Allowing it to be run periodically or they could be left as manually triggered. It seems
to me that the current usage of the FPS ETL is actually pretty similar. There are
periodic automated things, as well as pipelines that are run in a more ad-hoc and are
generally modified in some way prior to the run.
Some modifications have support built in, such as specifying as WHERE
clause. Others
require manually changing code and then remembering to set it back again later. Clearly
not ideal.
The declarative approach is an interesting one, but could be considered a little complex and it would be ideal if step configuration could be optional dynamic.
As it stood in Ernie, all steps had fields. These represented the configuration of that step. The complexity of the approach we have to take here is that a lot of things are dynamically defined - like file names for importing stuff are derived from the date (+/- a dat or two here and there).

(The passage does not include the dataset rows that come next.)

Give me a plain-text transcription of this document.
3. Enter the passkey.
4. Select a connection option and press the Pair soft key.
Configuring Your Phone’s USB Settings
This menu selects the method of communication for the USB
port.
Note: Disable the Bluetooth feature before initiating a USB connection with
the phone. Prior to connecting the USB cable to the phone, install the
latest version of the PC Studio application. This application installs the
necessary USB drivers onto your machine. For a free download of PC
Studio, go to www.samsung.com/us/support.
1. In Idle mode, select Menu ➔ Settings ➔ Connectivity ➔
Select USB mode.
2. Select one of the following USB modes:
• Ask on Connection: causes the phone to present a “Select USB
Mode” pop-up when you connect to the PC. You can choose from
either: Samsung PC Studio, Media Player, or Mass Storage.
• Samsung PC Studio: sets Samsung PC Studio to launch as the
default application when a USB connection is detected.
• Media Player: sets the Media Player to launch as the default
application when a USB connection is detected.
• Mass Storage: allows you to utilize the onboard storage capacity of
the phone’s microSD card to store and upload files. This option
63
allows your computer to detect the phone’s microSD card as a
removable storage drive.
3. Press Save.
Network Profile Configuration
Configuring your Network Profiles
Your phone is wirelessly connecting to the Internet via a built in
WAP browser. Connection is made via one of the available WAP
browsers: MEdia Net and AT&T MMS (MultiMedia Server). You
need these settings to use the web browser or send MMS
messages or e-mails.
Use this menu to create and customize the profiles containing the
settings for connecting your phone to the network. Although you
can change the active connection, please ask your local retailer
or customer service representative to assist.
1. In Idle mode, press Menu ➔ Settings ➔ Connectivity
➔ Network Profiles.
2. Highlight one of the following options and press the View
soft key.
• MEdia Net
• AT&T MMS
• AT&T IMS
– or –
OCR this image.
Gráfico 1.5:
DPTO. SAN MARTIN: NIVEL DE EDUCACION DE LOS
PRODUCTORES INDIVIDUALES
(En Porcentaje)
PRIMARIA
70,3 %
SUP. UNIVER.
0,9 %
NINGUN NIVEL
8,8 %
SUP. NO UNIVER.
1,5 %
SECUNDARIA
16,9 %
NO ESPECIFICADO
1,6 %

Ernie would handle this by allowing a developer to create a new custom Step
. Which
was fine for Ernie as the pipelines it supported were fairly static. But given the
nature of the FPS use cases this may not work out.
I wonder if you could mark fields as "provided at runtime" or similar which the system could extract into list of things that must be provided for it to run. e.g.
fable config a_narrative
get_source_files.start_date date
another_step.split_by string
It could then be run manually by:
fable run --conf="get_source_files.start_date=2019-01-01"
--conf="another_step.split_by=created" a_narrative
or even:
fable run --conf-file=some.txt a_narrative
It would need some manner in which to extract a list of those fields along with some manner in which to inject values on the fly. And how would it deal with multiple steps with the same name. e.g. 2 transfer steps. One for ingress and one for egress?